Mention on another thread of people who are immune to HIV led me to remember a story I heard a while back.
Problem is, my recollection is fragmentary, to say the least.
As far as I can remember, it seems that a particular genetic mutation causes the individual to be immune to the plague. While extremely rare, this gene obviously proved to be very useful during the great plague era.
It is thought there is a few million (?) people nowadays who carry the gene.
The strange part of the story is that the same gene supposedly provides immunity to HIV. Apparently studying this gene won’t help us with finding a treatment/vaccine.
Did I dream the whole thing up? Did I get it wrong? If not, how could the same gene affect two completely different afflictions (one caused by a bacillus, the other a retrovirus)?
I think you’re confusing two different theories/mutations.
The link JillGat gave talks about CCR5 mutations, which protect against HIV infection. There is some question as to wether this is an absolute protection, but it’s obviously pretty damn good. There is a weak (IMHO) link to plague infection regarding the CCR5 mutation, and that might have been what you were thinking of.

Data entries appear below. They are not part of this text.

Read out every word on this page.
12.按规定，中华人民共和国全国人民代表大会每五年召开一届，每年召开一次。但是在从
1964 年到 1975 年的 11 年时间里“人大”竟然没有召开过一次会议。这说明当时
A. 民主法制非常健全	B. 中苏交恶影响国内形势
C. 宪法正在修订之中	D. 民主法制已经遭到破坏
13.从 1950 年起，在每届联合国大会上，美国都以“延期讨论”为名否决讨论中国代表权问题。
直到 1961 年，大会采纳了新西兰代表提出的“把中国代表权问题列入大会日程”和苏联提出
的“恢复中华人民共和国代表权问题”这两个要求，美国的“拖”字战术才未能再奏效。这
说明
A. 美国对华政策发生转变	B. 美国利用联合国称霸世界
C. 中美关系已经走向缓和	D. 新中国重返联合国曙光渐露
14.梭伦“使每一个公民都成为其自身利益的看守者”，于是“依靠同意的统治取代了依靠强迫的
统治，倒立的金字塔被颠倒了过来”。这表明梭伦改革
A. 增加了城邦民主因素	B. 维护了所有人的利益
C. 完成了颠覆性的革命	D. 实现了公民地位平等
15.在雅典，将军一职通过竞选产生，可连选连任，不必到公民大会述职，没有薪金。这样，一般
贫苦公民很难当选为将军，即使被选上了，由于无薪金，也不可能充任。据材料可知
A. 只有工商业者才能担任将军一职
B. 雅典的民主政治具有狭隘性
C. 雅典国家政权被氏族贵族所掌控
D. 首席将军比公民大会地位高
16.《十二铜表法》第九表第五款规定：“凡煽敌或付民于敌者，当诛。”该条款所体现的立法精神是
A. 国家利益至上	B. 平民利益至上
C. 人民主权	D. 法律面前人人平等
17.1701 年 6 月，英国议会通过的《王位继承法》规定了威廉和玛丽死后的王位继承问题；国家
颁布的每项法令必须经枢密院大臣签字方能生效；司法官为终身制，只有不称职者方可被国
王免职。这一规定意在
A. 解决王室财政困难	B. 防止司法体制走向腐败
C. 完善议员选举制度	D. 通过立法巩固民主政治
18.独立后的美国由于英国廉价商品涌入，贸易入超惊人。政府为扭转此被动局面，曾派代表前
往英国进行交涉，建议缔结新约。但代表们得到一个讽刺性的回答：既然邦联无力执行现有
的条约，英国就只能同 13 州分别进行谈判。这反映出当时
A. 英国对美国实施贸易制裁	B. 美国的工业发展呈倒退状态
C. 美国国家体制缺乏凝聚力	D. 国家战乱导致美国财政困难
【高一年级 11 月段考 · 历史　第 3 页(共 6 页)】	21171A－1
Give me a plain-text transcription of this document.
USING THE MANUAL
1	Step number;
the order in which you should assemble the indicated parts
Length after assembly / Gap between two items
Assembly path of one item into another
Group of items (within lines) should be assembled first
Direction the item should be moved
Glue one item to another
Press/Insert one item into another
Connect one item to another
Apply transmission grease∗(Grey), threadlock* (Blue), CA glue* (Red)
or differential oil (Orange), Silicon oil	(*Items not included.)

What you may have also been thinking of is this. There is a THEORY that a cystic fibrosis mutation may give you a advantage when infected with plague or cholera. This mutation affects how electrolytes are processed by the body, and MAY prevent electrolyte and fluid loss during plagues that have a high diarreahal problem. This theory came was tested in mice, which did show better resistance to injected cholera toxin when one copy of the cystic fibrosis gene was mutated.
The cystic fibrosis theory is, as far as I know, largely untested. It was advanced to explain why the mutation is so common, i.e. why it has not bred itself out of the population. I don’t have a cite right off, but I’ll try and find one.
vanilla: Actually, the odds are pretty good. A few years ago I heard about a study of married couples where one partner was HIV+ and it showed that in most cases the virus didn’t readily spread to the uninfected partner. I think it’s because HIV doesn’t spread very efficiently through vaginal intercourse in otherwise healthy people. Most of the sexual spread seems to happen either during anal sex or during vaginal intercourse where there are other STD’s involved that cause sores on the genitals.
HIV is spread when the virus is able to travel from the one host to another. It is not a very hardy virus. If you have sex with an infected partner, you not necessarily get infected.
There are several things that come into play. I may not cover all of them.
One- the person who is infected need the virus to be active. If the virus is dormit, it becomes less likely to spread. The key is less. We don’t have a lot of hard evidence, so a lot of this is guess work, but very educated guesses.
If a person has AIDS, he will have a very high chance of infecting his partner. As the HIV count is quite high.
Women are more likely than men to get it.
Anal sex is more likely than vaginal.
You can get it by oral sex.
You can get thru cuts.
You can get if you have other std cuz the other std will compromise your epidermal(skin) protection.
The HIV virus will stay in the woman’s vaginal area since it is warm and wet. A lot of bacteria lives there too. If the virus does not find its way into the blood stream, then you won’t get infected, but the virus could have made it, but your immune system was able to destroy the virus before your TCells built the antibodies.
AND the most scary thing of all is that you ARE infected with HIV but the tests just show negative!
Remember HIV tests are not tests to find the virus, but tests to look for presence of HIV antibodies.
I saw a program about this also, and I thought the reason for it being emphasized was the racial factor. The way I heard the theory presented was that the (possibly)protective mutation is much more common in people of European descent, due to the fact that so much of the population of Europe without this mutation was obliterated by the plague. That left a much smaller gene pool to restock, and increased the percentage of descendants having the mutation.
OT but food for thought, I also read something that said the entire human race is more closely related genetically than any two chimpanzees, because of our common origins from a very limited number of individuals. It just makes it easier for us all to wiped out by a single bug. /X:(/X\
Except for that, of course. And probably most siblings. And parents & their offspring. But other than that, and maybe grandparents, aunts, uncles & cousins, most definitely.